How can we prove last step, multiplying by $dx$. Everywhere I see everyone says it can be justified by differential forms. But how? Where can I read proof and not just sentence that it can be justified by differential forms?
That operation is the exterior derivative.
Essentially, a smooth function can be understood as a zero form. Then you have the exterior derivative which is an operator that takes $k-$forms into $(k+1)-forms$. In local coordinates (to avoid the generality) if $\omega = \sum_I a_Idx_I$ is a $k-$form where $a_I$ are smooth functions on a manifold, then its exterior derivative is $$d\omega = \sum_{j}\sum_I\frac{\partial a_I}{x_j}dx_j \wedge dx_I.$$
In your case, $f$ is a smooth function, hence a $0-$form on $\mathbb{R}$. So, $df = \frac{\partial f}{\partial x}dx$
Yes, it is a fiction in the notation that $\frac{du}{dx}$ looks like a fraction of numbers, when $du$ and $dx$ are not numbers.
It is a useful fiction - for example, the chain rule can be written as $$\frac{du}{dt}=\frac{du}{dx}\frac{dx}{dt}.$$ There are reasons this fiction works, but it can be tough to explain in an intro class. The question might even be, "What does '$\cos x\,dx$' mean in isolation? What does it mean for it to be equal to $du?$"

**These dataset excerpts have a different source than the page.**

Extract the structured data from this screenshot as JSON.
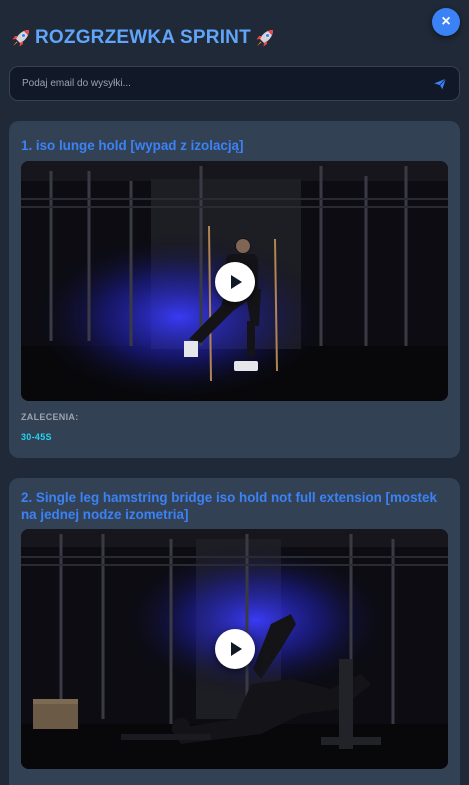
{
  "header": {
    "title": "ROZGRZEWKA SPRINT",
    "close_label": "×"
  },
  "email": {
    "placeholder": "Podaj email do wysyłki..."
  },
  "exercises": [
    {
      "title": "1. iso lunge hold [wypad z izolacją]",
      "recommendations_label": "ZALECENIA:",
      "recommendations_value": "30-45S"
    },
    {
      "title": "2. Single leg hamstring bridge iso hold not full extension [mostek na jednej nodze izometria]"
    }
  ],
  "colors": {
    "background": "#1f2937",
    "card": "#334155",
    "accent": "#3b82f6",
    "title": "#60a5fa",
    "value": "#22d3ee"
  },
  "icons": [
    "rocket-icon",
    "close-icon",
    "send-icon",
    "play-icon"
  ]
}
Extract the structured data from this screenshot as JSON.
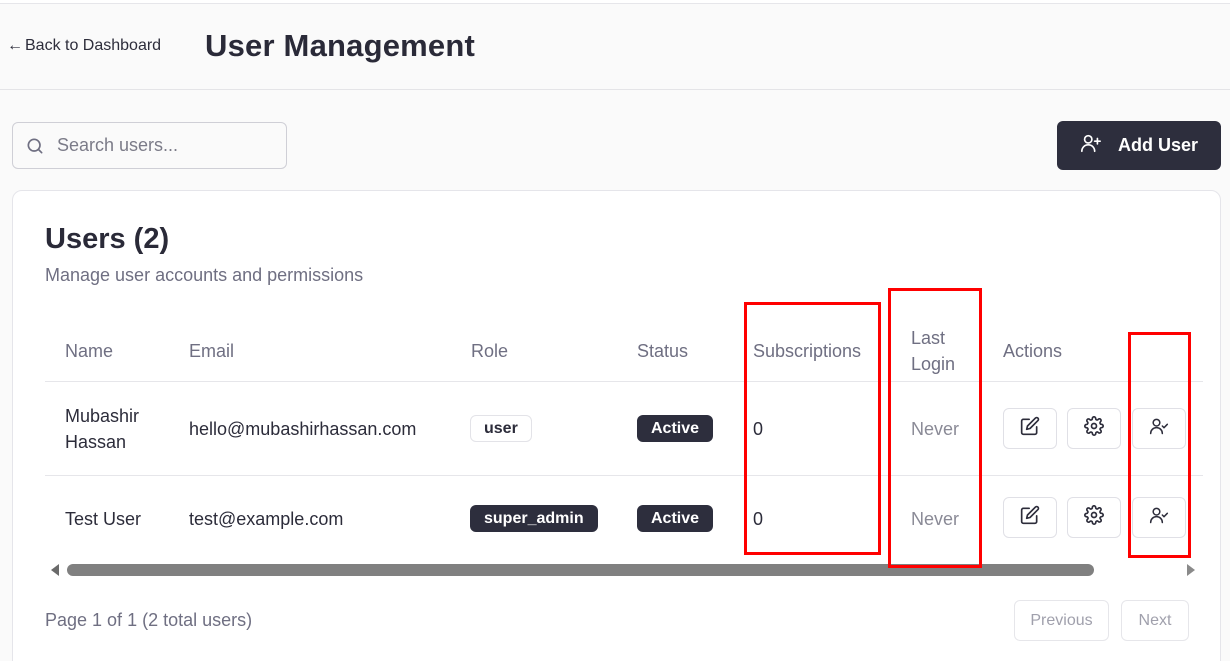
{
  "header": {
    "back_label": "Back to Dashboard",
    "back_arrow": "←",
    "title": "User Management"
  },
  "toolbar": {
    "search_placeholder": "Search users...",
    "add_user_label": "Add User"
  },
  "card": {
    "title": "Users (2)",
    "subtitle": "Manage user accounts and permissions"
  },
  "table": {
    "columns": {
      "name": "Name",
      "email": "Email",
      "role": "Role",
      "status": "Status",
      "subscriptions": "Subscriptions",
      "last_login_1": "Last",
      "last_login_2": "Login",
      "actions": "Actions"
    },
    "rows": [
      {
        "name_1": "Mubashir",
        "name_2": "Hassan",
        "email": "hello@mubashirhassan.com",
        "role": "user",
        "status": "Active",
        "subscriptions": "0",
        "last_login": "Never"
      },
      {
        "name": "Test User",
        "email": "test@example.com",
        "role": "super_admin",
        "status": "Active",
        "subscriptions": "0",
        "last_login": "Never"
      }
    ]
  },
  "pagination": {
    "summary": "Page 1 of 1 (2 total users)",
    "previous_label": "Previous",
    "next_label": "Next"
  },
  "icons": {
    "search": "search-icon",
    "add_user": "user-plus-icon",
    "edit": "edit-icon",
    "settings": "gear-icon",
    "user_check": "user-check-icon"
  },
  "colors": {
    "primary_dark": "#2d2e3d",
    "highlight": "#ff0000",
    "muted_text": "#6f6f82"
  }
}
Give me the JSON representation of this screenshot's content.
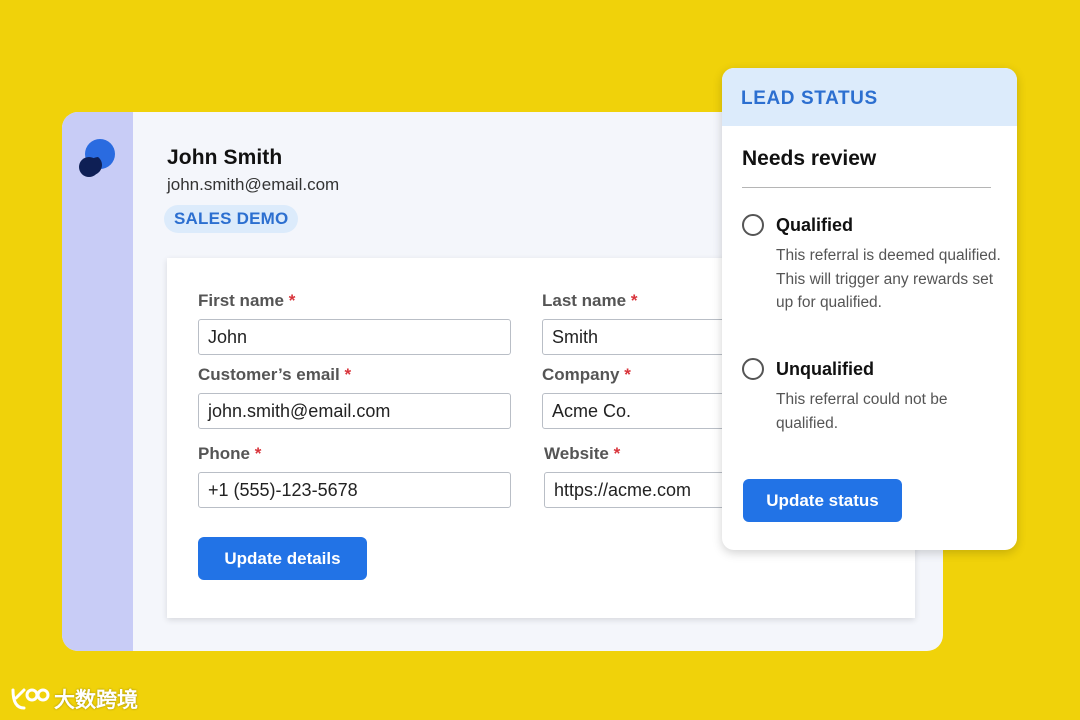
{
  "contact": {
    "name": "John Smith",
    "email": "john.smith@email.com",
    "badge": "SALES DEMO"
  },
  "form": {
    "fields": [
      {
        "label": "First name",
        "value": "John"
      },
      {
        "label": "Last name",
        "value": "Smith"
      },
      {
        "label": "Customer’s email",
        "value": "john.smith@email.com"
      },
      {
        "label": "Company",
        "value": "Acme Co."
      },
      {
        "label": "Phone",
        "value": "+1 (555)-123-5678"
      },
      {
        "label": "Website",
        "value": "https://acme.com"
      }
    ],
    "required_mark": "*",
    "submit_label": "Update details"
  },
  "lead_status": {
    "title": "LEAD STATUS",
    "current": "Needs review",
    "options": [
      {
        "label": "Qualified",
        "description": "This referral is deemed qualified. This will trigger any rewards set up for qualified."
      },
      {
        "label": "Unqualified",
        "description": "This referral could not be qualified."
      }
    ],
    "submit_label": "Update status"
  },
  "watermark": {
    "text": "大数跨境"
  },
  "colors": {
    "background": "#F0D20A",
    "sidebar": "#C8CCF6",
    "accent": "#2273E6",
    "badge_bg": "#DCEBFB",
    "badge_text": "#2C6FD0",
    "required": "#D8333A"
  },
  "icons": [
    "app-logo-icon",
    "radio-unchecked-icon",
    "watermark-logo-icon"
  ]
}
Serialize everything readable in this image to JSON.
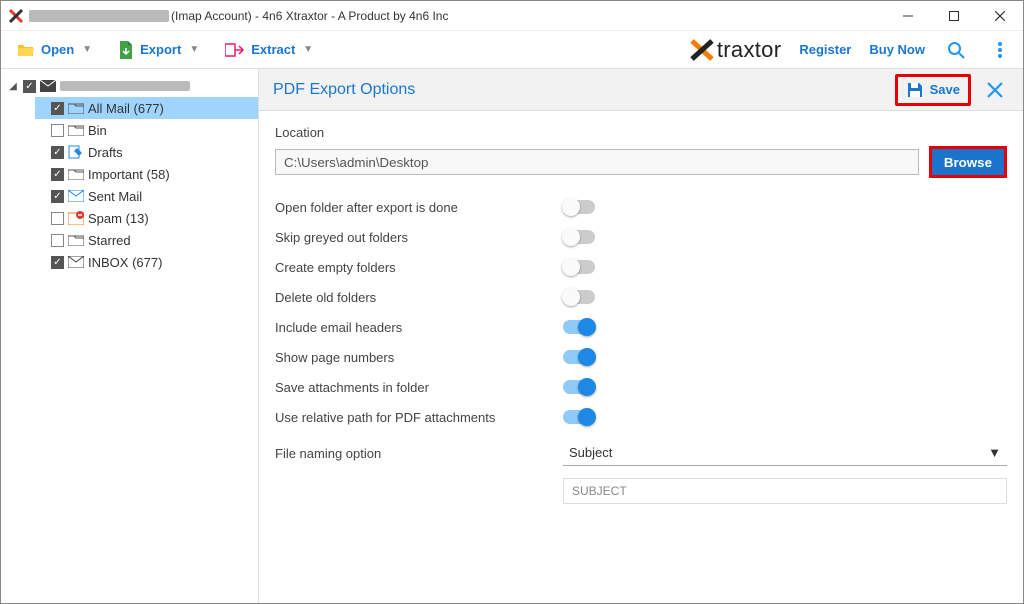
{
  "window": {
    "title_suffix": "(Imap Account) - 4n6 Xtraxtor - A Product by 4n6 Inc"
  },
  "toolbar": {
    "open": "Open",
    "export": "Export",
    "extract": "Extract",
    "brand": "traxtor",
    "register": "Register",
    "buy": "Buy Now"
  },
  "tree": {
    "items": [
      {
        "label": "All Mail",
        "count": "(677)",
        "checked": true,
        "selected": true,
        "icon": "folder"
      },
      {
        "label": "Bin",
        "count": "",
        "checked": false,
        "icon": "folder"
      },
      {
        "label": "Drafts",
        "count": "",
        "checked": true,
        "icon": "draft"
      },
      {
        "label": "Important",
        "count": "(58)",
        "checked": true,
        "icon": "folder"
      },
      {
        "label": "Sent Mail",
        "count": "",
        "checked": true,
        "icon": "sent"
      },
      {
        "label": "Spam",
        "count": "(13)",
        "checked": false,
        "icon": "spam"
      },
      {
        "label": "Starred",
        "count": "",
        "checked": false,
        "icon": "folder"
      },
      {
        "label": "INBOX",
        "count": "(677)",
        "checked": true,
        "icon": "inbox"
      }
    ]
  },
  "panel": {
    "title": "PDF Export Options",
    "save": "Save",
    "location_label": "Location",
    "location_value": "C:\\Users\\admin\\Desktop",
    "browse": "Browse",
    "opts": [
      {
        "label": "Open folder after export is done",
        "on": false
      },
      {
        "label": "Skip greyed out folders",
        "on": false
      },
      {
        "label": "Create empty folders",
        "on": false
      },
      {
        "label": "Delete old folders",
        "on": false
      },
      {
        "label": "Include email headers",
        "on": true
      },
      {
        "label": "Show page numbers",
        "on": true
      },
      {
        "label": "Save attachments in folder",
        "on": true
      },
      {
        "label": "Use relative path for PDF attachments",
        "on": true
      }
    ],
    "naming_label": "File naming option",
    "naming_value": "Subject",
    "naming_preview": "SUBJECT"
  }
}
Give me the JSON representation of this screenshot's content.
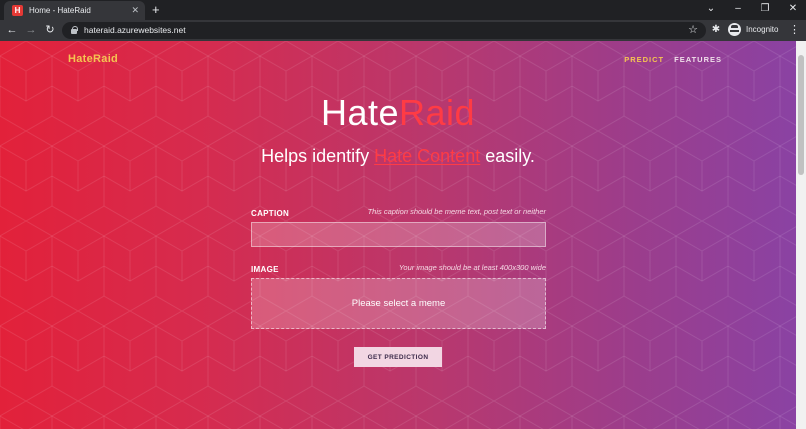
{
  "browser": {
    "tab_title": "Home - HateRaid",
    "favicon_letter": "H",
    "url": "hateraid.azurewebsites.net",
    "incognito_label": "Incognito"
  },
  "navbar": {
    "brand": "HateRaid",
    "links": [
      "PREDICT",
      "FEATURES"
    ],
    "active_link": "PREDICT"
  },
  "hero": {
    "title_main": "Hate",
    "title_accent": "Raid",
    "subtitle_before": "Helps identify ",
    "subtitle_highlight": "Hate Content",
    "subtitle_after": " easily."
  },
  "form": {
    "caption_label": "CAPTION",
    "caption_hint": "This caption should be meme text, post text or neither",
    "caption_value": "",
    "image_label": "IMAGE",
    "image_hint": "Your image should be at least 400x300 wide",
    "dropzone_text": "Please select a meme",
    "submit_label": "GET PREDICTION"
  },
  "colors": {
    "gradient_start": "#e2213a",
    "gradient_end": "#8a42a3",
    "brand_yellow": "#f5c451",
    "accent_red": "#ff3b44"
  },
  "icons": [
    "back-icon",
    "forward-icon",
    "reload-icon",
    "lock-icon",
    "star-icon",
    "extensions-icon",
    "incognito-icon",
    "menu-icon",
    "new-tab-icon",
    "close-icon",
    "minimize-icon",
    "maximize-icon",
    "chevron-down-icon"
  ]
}
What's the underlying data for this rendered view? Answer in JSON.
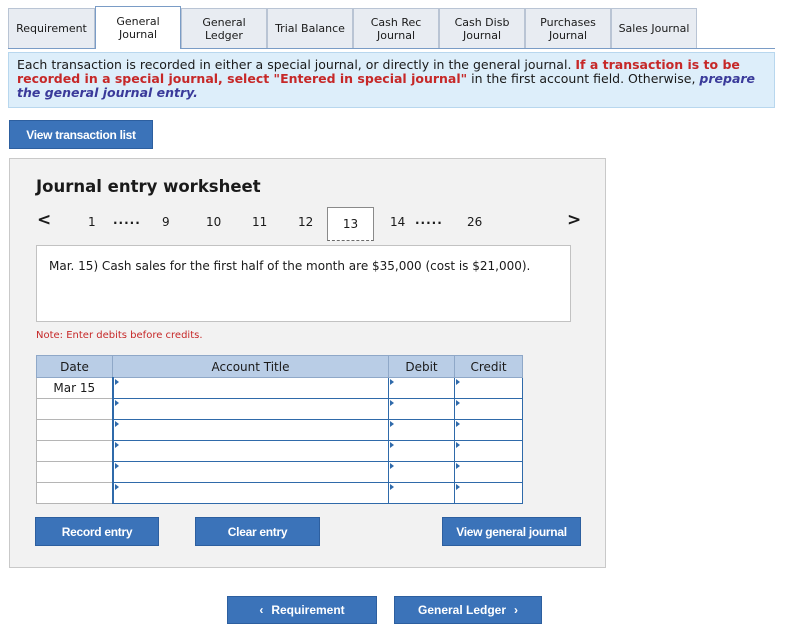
{
  "tabs": [
    {
      "label": "Requirement"
    },
    {
      "label": "General\nJournal"
    },
    {
      "label": "General\nLedger"
    },
    {
      "label": "Trial Balance"
    },
    {
      "label": "Cash Rec\nJournal"
    },
    {
      "label": "Cash Disb\nJournal"
    },
    {
      "label": "Purchases\nJournal"
    },
    {
      "label": "Sales Journal"
    }
  ],
  "instruction": {
    "part1": "Each transaction is recorded in either a special journal, or directly in the general journal. ",
    "part2": "If a transaction is to be recorded in a special journal, select \"Entered in special journal\"",
    "part3": " in the first account field.  Otherwise, ",
    "part4": "prepare the general journal entry."
  },
  "view_transaction_list": "View transaction list",
  "worksheet": {
    "title": "Journal entry worksheet",
    "pager": {
      "prev": "<",
      "next": ">",
      "pages": [
        "1",
        "9",
        "10",
        "11",
        "12",
        "13",
        "14",
        "26"
      ],
      "dots": ".....",
      "current": "13"
    },
    "description": "Mar. 15) Cash sales for the first half of the month are $35,000 (cost is $21,000).",
    "note": "Note: Enter debits before credits.",
    "table": {
      "headers": {
        "date": "Date",
        "account": "Account Title",
        "debit": "Debit",
        "credit": "Credit"
      },
      "rows": [
        {
          "date": "Mar 15"
        },
        {
          "date": ""
        },
        {
          "date": ""
        },
        {
          "date": ""
        },
        {
          "date": ""
        },
        {
          "date": ""
        }
      ]
    },
    "buttons": {
      "record": "Record entry",
      "clear": "Clear entry",
      "view_gj": "View general journal"
    }
  },
  "nav": {
    "prev_label": "Requirement",
    "next_label": "General Ledger",
    "prev_icon": "chevron-left-icon",
    "next_icon": "chevron-right-icon"
  }
}
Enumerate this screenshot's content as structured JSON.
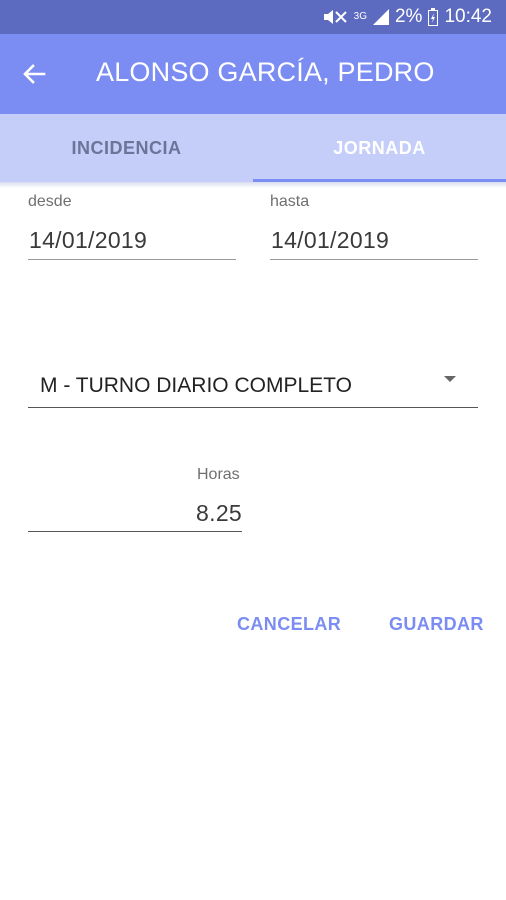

And yes, the ultimate answer to that question is in differential forms. But that is a complex topic, which I'll skip here.
In the end, at an intro level, it is better to phrase this result in terms of functions. Treat this as a substitution rule, and prove separately:
If $$F(u)=\int f(u)du\tag1$$ then $$F(g(x))=\int f(g(x))\,g'(x)\,dx\tag 2$$
But $(1)$ means $F'(u)=f(u)$ and $(2)$ means $(F\circ g)'(x)=f(g(x))g'(x).$ And this is just the chain rule.
Your case is $f(u)=u$ and $g(x)=\sin x.$
An additional notation wrinkle is to use Riemann-Stieljes integrals. We can show, if $u(x)$ is differentiable, then:
$$\int_{a}^{b}g(x)u'(x)\,dx=\int_{a}^{b} g(x)\,du(x),\tag3$$ where the right side is a Riemann-Stieljes integral.
In this sense, $du(x)=u'(x)\,dx$ as distributions.
A distribution is a linear map which takes a function $g$ to a number. In this case, $du(x)$ takes $g$ to $\int_{a}^{b} g(x)du(x)$ and $u'(x)\,dx$ takes $g$ to $\int_{a}^b g(x)u'(x)\,dx.$ And we see from $(1)$ that both are equal.
When $f$ is a function whose domain includes the range of $u,$ then we can treat these as distributions on such $f$ by applying the distributions to $f\circ u.$ Then we get from the first part of this answer:
$$\int_a^b f(u(x))du(x) =\int_{u(a)}^{u(b)} f(u)\,du$$
Ultimately, you can think of Stieljes integrals as an introduction to the idea of general distributions, which will ultimately lead to differentiable forms.